Now, what is the something? What is related to enzyme concentration? Is substrate concentration? Is Km? No. But, V_max is! More enzyme, more velocity! How can you be assured that the velocity of a reaction is the V_max? By measuring the velocity at a substrate concentration that is above the Km, you can be assured that the enzyme is saturated, and that the enzyme is at maximum velocity.
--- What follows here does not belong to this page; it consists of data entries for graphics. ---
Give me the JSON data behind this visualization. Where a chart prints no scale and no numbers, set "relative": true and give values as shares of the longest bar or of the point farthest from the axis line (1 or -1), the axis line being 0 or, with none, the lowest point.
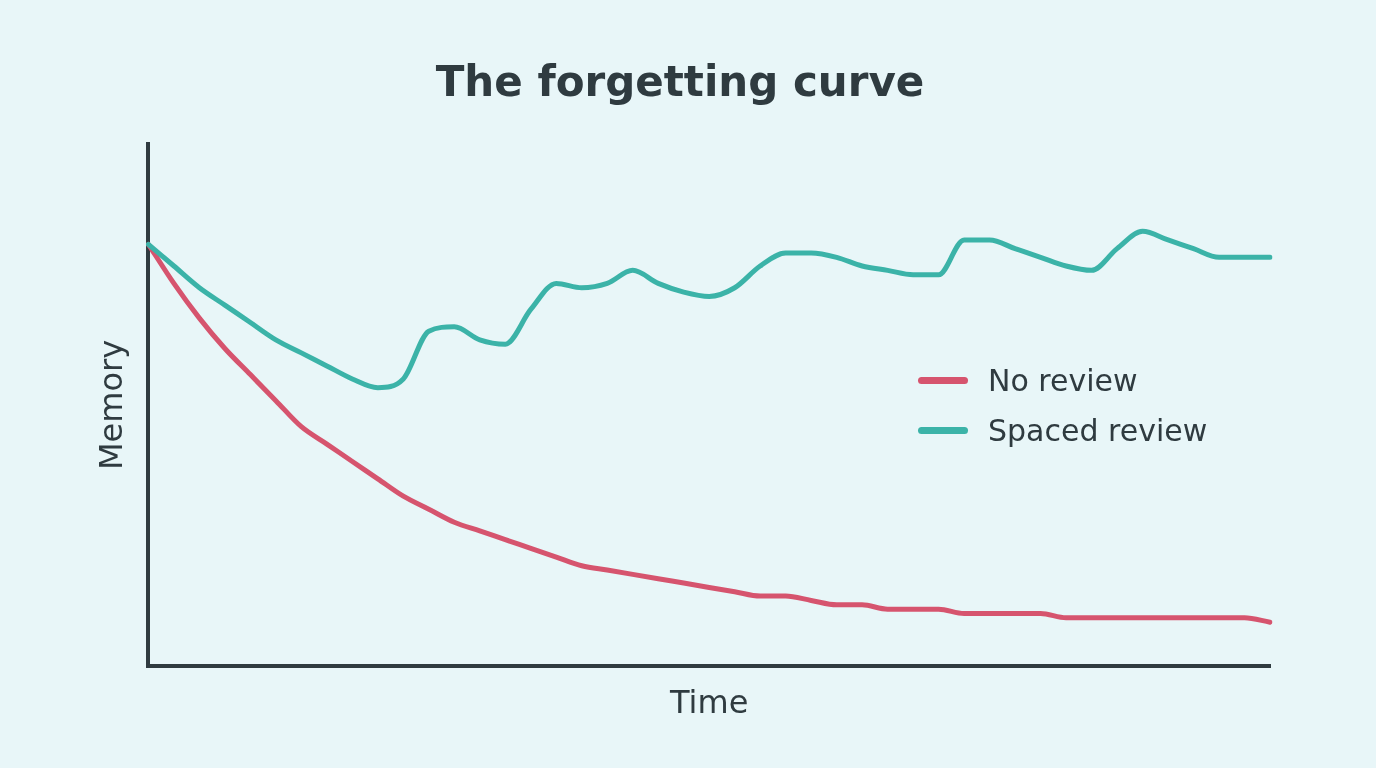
{
  "chart_data": {
    "type": "line",
    "title": "The forgetting curve",
    "xlabel": "Time",
    "ylabel": "Memory",
    "relative": true,
    "tick_labels": false,
    "grid": false,
    "legend": "right",
    "marker": "none",
    "line_style": "solid",
    "categories": [
      null,
      null,
      null,
      null,
      null,
      null,
      null,
      null,
      null,
      null,
      null,
      null,
      null,
      null,
      null,
      null,
      null,
      null,
      null,
      null,
      null,
      null,
      null,
      null,
      null,
      null,
      null,
      null,
      null,
      null,
      null,
      null,
      null,
      null,
      null,
      null,
      null,
      null,
      null,
      null,
      null,
      null,
      null,
      null,
      null
    ],
    "series": [
      {
        "name": "No review",
        "color": "#d6546e",
        "values": [
          0.97,
          0.88,
          0.8,
          0.73,
          0.67,
          0.61,
          0.55,
          0.51,
          0.47,
          0.43,
          0.39,
          0.36,
          0.33,
          0.31,
          0.29,
          0.27,
          0.25,
          0.23,
          0.22,
          0.21,
          0.2,
          0.19,
          0.18,
          0.17,
          0.16,
          0.16,
          0.15,
          0.14,
          0.14,
          0.13,
          0.13,
          0.13,
          0.12,
          0.12,
          0.12,
          0.12,
          0.11,
          0.11,
          0.11,
          0.11,
          0.11,
          0.11,
          0.11,
          0.11,
          0.1
        ]
      },
      {
        "name": "Spaced review",
        "color": "#3bb3a8",
        "values": [
          0.97,
          0.92,
          0.87,
          0.83,
          0.79,
          0.75,
          0.72,
          0.69,
          0.66,
          0.64,
          0.66,
          0.77,
          0.78,
          0.75,
          0.74,
          0.82,
          0.88,
          0.87,
          0.88,
          0.91,
          0.88,
          0.86,
          0.85,
          0.87,
          0.92,
          0.95,
          0.95,
          0.94,
          0.92,
          0.91,
          0.9,
          0.9,
          0.98,
          0.98,
          0.96,
          0.94,
          0.92,
          0.91,
          0.96,
          1.0,
          0.98,
          0.96,
          0.94,
          0.94,
          0.94
        ]
      }
    ]
  }
}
So, measure v_o at various enzyme concentrations, using a substrate concentration that is well above the Km. (First you will need to determine Km by measuring the initial velocity (v_o) at various substrate concentrations and plotting 1/v_o vs 1/[S].) Then make a standard curve of v_o vs [enzyme]. Next measure the v_o of the unknown, use the measured v_o and the equation of the line to calculate the unknown enzyme concentration.

How are you going to measure v_o? By determining the rate at which NADH disappears, you can measure the rate of the reaction. LDH converts NADH to NAD, NADH absorbs at 340nm, NAD does not. Measuring the 340nm absorbance decrease as a function of time will give the reaction rate.